As for misconduct in the industry — the “signature hallmark of the cryptocurrency world,” in his view — prosecutors can address it by “aggressively enforcing existing laws and, where appropriate, prosecuting celebrities who are promoting such things.” “, he said.
FTX founder Sam Bankman-Fried was charged with eight criminal counts, including two counts of wire fraud and six counts of conspiracy related to securities and commodity fraud, money laundering and violations of campaign finance laws.
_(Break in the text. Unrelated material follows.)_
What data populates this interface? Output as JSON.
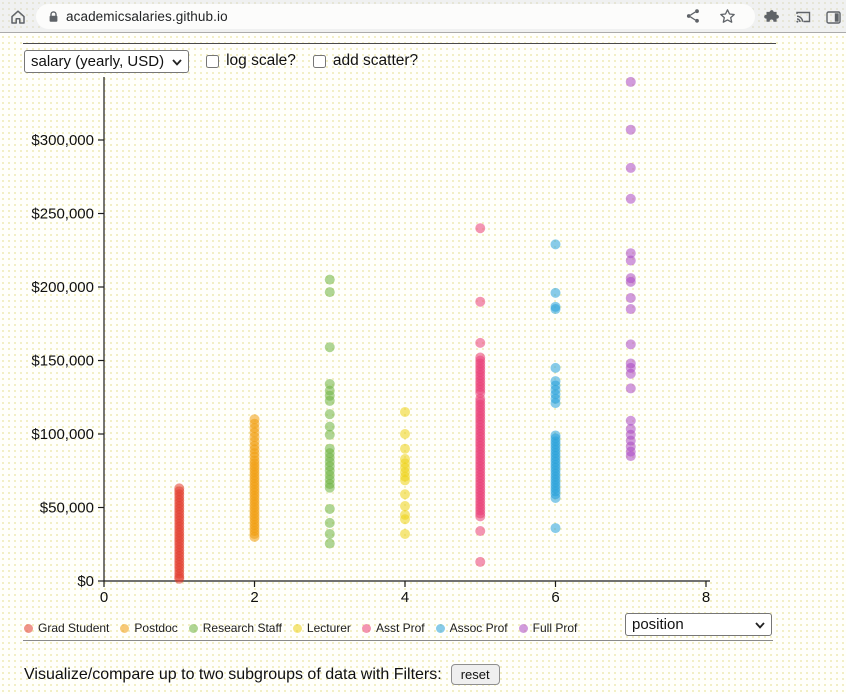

“Let Cryptocurrencies Burn”
Calls for more regulation have gained traction in recent weeks following the epic FTX crash.
Last weekend, Senator Sherrod Brown, chairman of the Senate Banking Committee, called for more regulation and left open the possibility of banning cryptocurrencies, although he acknowledged it would be “very difficult because it will go offshore and who knows how it will work. “
In a statement following Bankman-Fried’s arrest in the Bahamas, Brown said: “Things that look and behave like securities, commodities or banking products must be regulated and overseen by the responsible agencies that serve consumers… Cryptocurrencies don’t get a free ride because it’s bright and shiny.
But Cecchetti says it would be better to “let cryptocurrencies burn,” as he and NYU Stern School of Business professor Kim Schoenholtz wrote in a recent Financial Times column.
“In the aftermath of the FTX crash, authorities should resist the urge to create a parallel legal and regulatory framework for the cryptocurrency industry,” they wrote. “It’s much better to do nothing and let the cryptocurrencies burn.”
Actively intervening, they added, “would provide an official seal of approval to a system that currently poses no threat to financial stability and lead to calls for public bailouts when cryptocurrencies inevitably explode again.”